A committee at the US National Institutes of Health, which approves all clinical trials involving modified DNA, gave the green light to human trials of the factor-IX therapy in September, according to Urnov, but Sangamo must still get permission from the US Food and Drug Administration (FDA). Urnov says that the company will apply by the end of the year and, if successful, that trials could begin at the beginning of 2016. Sangamo also plans to apply for permission to do several other in vivo gene-editing trials, including of therapies for the blood diseases haemoglobinopathy and beta thalassemia.

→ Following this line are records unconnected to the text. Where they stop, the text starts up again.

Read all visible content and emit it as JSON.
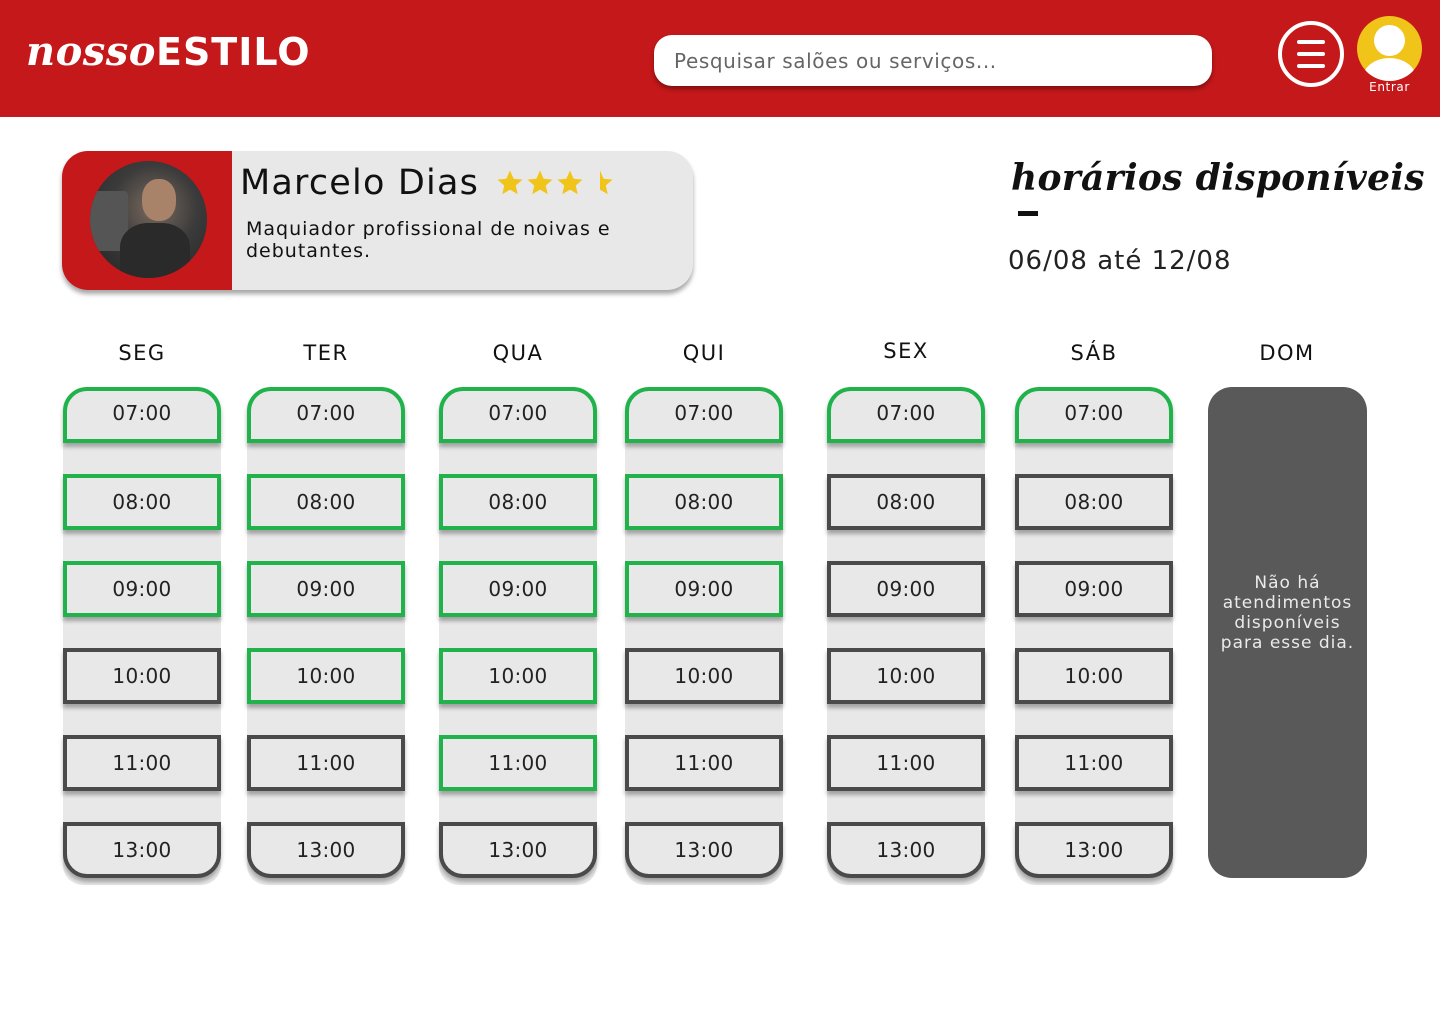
{
  "header": {
    "logo_part1": "nosso",
    "logo_part2": "ESTILO",
    "search_placeholder": "Pesquisar salões ou serviços...",
    "menu_icon": "hamburger-menu-icon",
    "user_icon": "user-avatar-icon",
    "login_label": "Entrar"
  },
  "profile": {
    "name": "Marcelo Dias",
    "rating": 3.5,
    "rating_max": 4,
    "description": "Maquiador profissional de noivas e debutantes."
  },
  "schedule": {
    "title": "horários disponíveis",
    "date_range": "06/08 até 12/08",
    "days": [
      {
        "label": "SEG",
        "slots": [
          {
            "time": "07:00",
            "available": true
          },
          {
            "time": "08:00",
            "available": true
          },
          {
            "time": "09:00",
            "available": true
          },
          {
            "time": "10:00",
            "available": false
          },
          {
            "time": "11:00",
            "available": false
          },
          {
            "time": "13:00",
            "available": false
          }
        ]
      },
      {
        "label": "TER",
        "slots": [
          {
            "time": "07:00",
            "available": true
          },
          {
            "time": "08:00",
            "available": true
          },
          {
            "time": "09:00",
            "available": true
          },
          {
            "time": "10:00",
            "available": true
          },
          {
            "time": "11:00",
            "available": false
          },
          {
            "time": "13:00",
            "available": false
          }
        ]
      },
      {
        "label": "QUA",
        "slots": [
          {
            "time": "07:00",
            "available": true
          },
          {
            "time": "08:00",
            "available": true
          },
          {
            "time": "09:00",
            "available": true
          },
          {
            "time": "10:00",
            "available": true
          },
          {
            "time": "11:00",
            "available": true
          },
          {
            "time": "13:00",
            "available": false
          }
        ]
      },
      {
        "label": "QUI",
        "slots": [
          {
            "time": "07:00",
            "available": true
          },
          {
            "time": "08:00",
            "available": true
          },
          {
            "time": "09:00",
            "available": true
          },
          {
            "time": "10:00",
            "available": false
          },
          {
            "time": "11:00",
            "available": false
          },
          {
            "time": "13:00",
            "available": false
          }
        ]
      },
      {
        "label": "SEX",
        "slots": [
          {
            "time": "07:00",
            "available": true
          },
          {
            "time": "08:00",
            "available": false
          },
          {
            "time": "09:00",
            "available": false
          },
          {
            "time": "10:00",
            "available": false
          },
          {
            "time": "11:00",
            "available": false
          },
          {
            "time": "13:00",
            "available": false
          }
        ]
      },
      {
        "label": "SÁB",
        "slots": [
          {
            "time": "07:00",
            "available": true
          },
          {
            "time": "08:00",
            "available": false
          },
          {
            "time": "09:00",
            "available": false
          },
          {
            "time": "10:00",
            "available": false
          },
          {
            "time": "11:00",
            "available": false
          },
          {
            "time": "13:00",
            "available": false
          }
        ]
      },
      {
        "label": "DOM",
        "slots": [],
        "unavailable_message": "Não há atendimentos disponíveis para esse dia."
      }
    ]
  },
  "colors": {
    "brand_red": "#c4181a",
    "available_green": "#22b24c",
    "unavailable_gray": "#4a4a4a",
    "star_yellow": "#f0c419"
  }
}
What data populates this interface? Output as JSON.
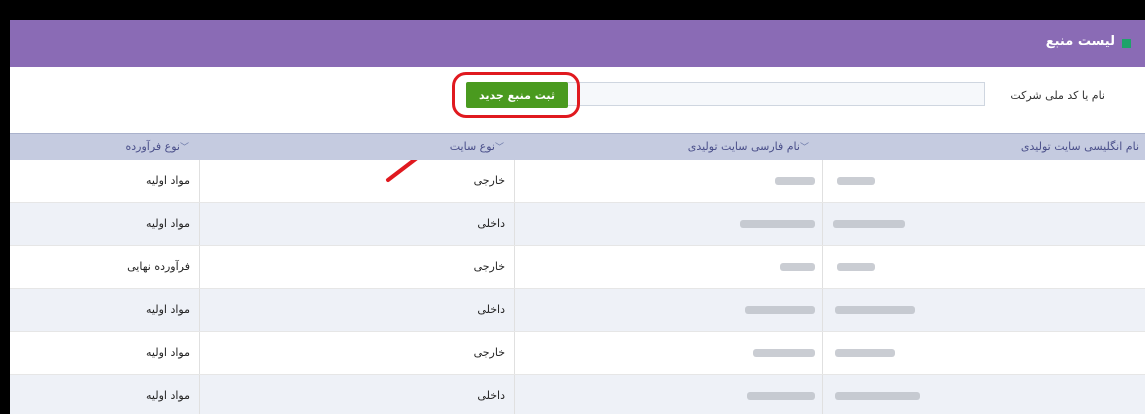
{
  "header": {
    "title": "لیست منبع"
  },
  "filter": {
    "label": "نام یا کد ملی شرکت",
    "value": "",
    "new_button_label": "ثبت منبع جدید"
  },
  "table": {
    "columns": [
      "نام انگلیسی سایت تولیدی",
      "نام فارسی سایت تولیدی",
      "نوع سایت",
      "نوع فرآورده"
    ],
    "rows": [
      {
        "site_type": "خارجی",
        "product_type": "مواد اولیه"
      },
      {
        "site_type": "داخلی",
        "product_type": "مواد اولیه"
      },
      {
        "site_type": "خارجی",
        "product_type": "فرآورده نهایی"
      },
      {
        "site_type": "داخلی",
        "product_type": "مواد اولیه"
      },
      {
        "site_type": "خارجی",
        "product_type": "مواد اولیه"
      },
      {
        "site_type": "داخلی",
        "product_type": "مواد اولیه"
      }
    ]
  },
  "colors": {
    "header": "#8a6bb5",
    "button": "#4a9a1f",
    "highlight": "#e0191f",
    "table_header": "#c5cbe0"
  }
}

Both ex-vivo and in-vivo therapies could cause cuts and mutations elsewhere in the genome, but the in-vivo variety introduces another concern because the DNA-delivering vector can remain active in the body for years after injection. Biologist Valder Arruda of the University of Pennsylvania in Philadelphia, who is exploring factor-IX gene-therapy approaches for haemophilia, worries that this could have unforeseen effects. Sangamo, however, says that it has not seen evidence of such destructive effects in its animal studies.
Other challenges of editing in vivo, says Qasim, include ensuring that enough of the target cells actually get edited and that the vector delivers its payload to the right part of the body.
Meanwhile, the list of disorders that editing in vivo could help to treat is growing. In a study presented at a synthetic-biology meeting in April, biomedical engineer Charles Gersbach at Duke University in Durham, North Carolina, reported injecting a vrial vector that coded for a DNA-cutting enzyme into the muscles of mice with the mutation responsible for muscular dystrophy, a muscle-wasting disease. The injections corrected the gene in about 20% of muscle cells — enough to substantially improve their muscle tone and strength. “I think [in vivo] is the next wave of gene editing,” he says.